A case identical to the collective example, except that now the plasma consists 25% He+1 and 75% C+5

```
[8]:
```

```
two_species = {
'name': 'Two Ion Species',
'ne': 5e17*u.cm**-3,
'Te': 10*u.eV,
'Ti': np.array([10, 50])*u.eV,
'fract': np.array([.25, .75]),
'ion_species': ['He-4 1+', 'C-12 5+'],
'fluid_vel': np.array([0, 0, 0])*u.km/u.s,
'ion_vel': np.array([[0, 0, 0],[0, 0, 0]])*u.km/u.s,
}
```

```
[9]:
```

```
examples = [non_collective, weakly_collective, collective, drifts, two_species]
```

For each example, plot the the spectral distribution function over a large range to show the broad electron scattering feature (top row) and a narrow range around the probe wavelength to show the ion scattering feature (bottom row)

```
[10]:
```

```
fig, ax = plt.subplots(ncols=len(examples), nrows=2, figsize=[25,10])
fig.subplots_adjust( wspace=0.4, hspace=0.4)
lbls = 'abcdefg'
for i, x in enumerate(examples):
alpha, Skw = thomson.spectral_density(wavelengths, probe_wavelength,
x['ne'], x['Te'], x['Ti'], fract=x['fract'],
ion_species=x['ion_species'], fluid_vel=x['fluid_vel'],
probe_vec=probe_vec, scatter_vec=scatter_vec)
ax[0][i].axvline(x=probe_wavelength.value, color='red') # Mark the probe wavelength
ax[0][i].plot(wavelengths, Skw)
ax[0][i].set_xlim(probe_wavelength.value-15, probe_wavelength.value+15)
ax[0][i].set_ylim(0, 1e-13)
ax[0][i].set_xlabel('$\lambda$ (nm)')
ax[0][i].set_title( lbls[i] + ') ' + x['name'] + '\n$\\alpha$={:.4f}'.format(alpha))
ax[1][i].axvline(x=probe_wavelength.value, color='red') # Mark the probe wavelength
ax[1][i].plot(wavelengths, Skw)
ax[1][i].set_xlim(probe_wavelength.value-1, probe_wavelength.value+1)
ax[1][i].set_ylim(0, 1.1*np.max(Skw.value))
ax[1][i].set_xlabel('$\lambda$ (nm)')
```

Plots of the spectral density function (Skw) which determines the amount of light scattered into different wavelengths.

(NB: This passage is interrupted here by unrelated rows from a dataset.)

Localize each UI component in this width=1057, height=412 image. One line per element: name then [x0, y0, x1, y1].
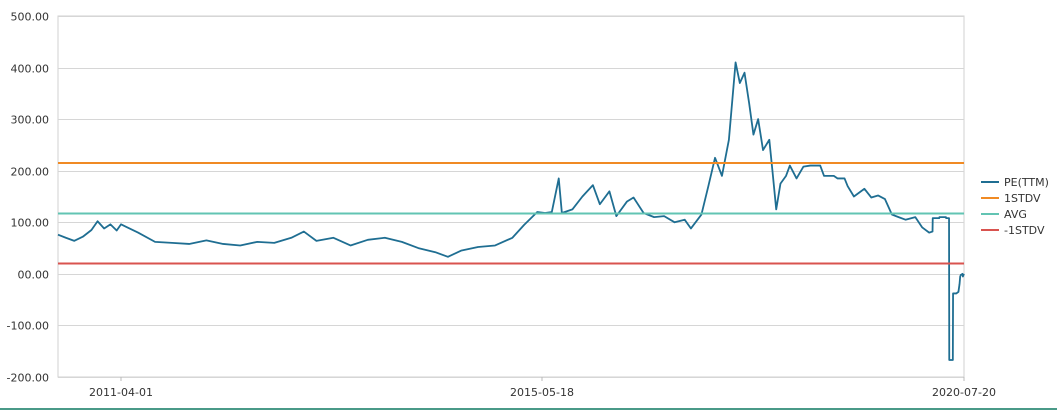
series-line-pe-ttm [57, 61, 965, 361]
y-tick-label: 100.00 [11, 217, 50, 230]
y-tick-label: 500.00 [11, 11, 50, 24]
y-tick-label: -200.00 [7, 372, 49, 385]
legend-label: PE(TTM) [1004, 176, 1049, 189]
x-tick-label: 2015-05-18 [510, 386, 574, 399]
series-lines [57, 61, 965, 361]
chart-container: 500.00 400.00 300.00 200.00 100.00 00.00 -100.… [0, 0, 1057, 412]
legend-label: AVG [1004, 208, 1027, 221]
pe-ttm-line-chart: 500.00 400.00 300.00 200.00 100.00 00.00 -100.… [7, 11, 1049, 400]
legend: PE(TTM) 1STDV AVG -1STDV [981, 176, 1049, 237]
legend-label: 1STDV [1004, 192, 1041, 205]
x-tick-label: 2020-07-20 [932, 386, 996, 399]
y-tick-label: 200.00 [11, 166, 50, 179]
y-tick-label: -100.00 [7, 320, 49, 333]
plot-border [57, 15, 965, 378]
y-tick-label: 300.00 [11, 114, 50, 127]
x-tick-label: 2011-04-01 [89, 386, 153, 399]
bottom-rule [0, 408, 1057, 410]
gridlines [57, 15, 965, 378]
y-tick-label: 400.00 [11, 63, 50, 76]
legend-label: -1STDV [1004, 224, 1045, 237]
y-tick-label: 00.00 [18, 269, 50, 282]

- In the non-collective regime only the electron feature is visible.
- In the weakly collective regime (alpha approaches 1) an ion feature starts to appear and the electron feature is distorted
- In the collective regime both features split into two peaks, corresponding to scattering off of forward and backwards propagating plasma oscillations.
- The introduction of drift velocities introduces several Doppler shifts in the calculations, resulting in a shifted spectrum.
- Changing the ion species present changes the resulting ion feature.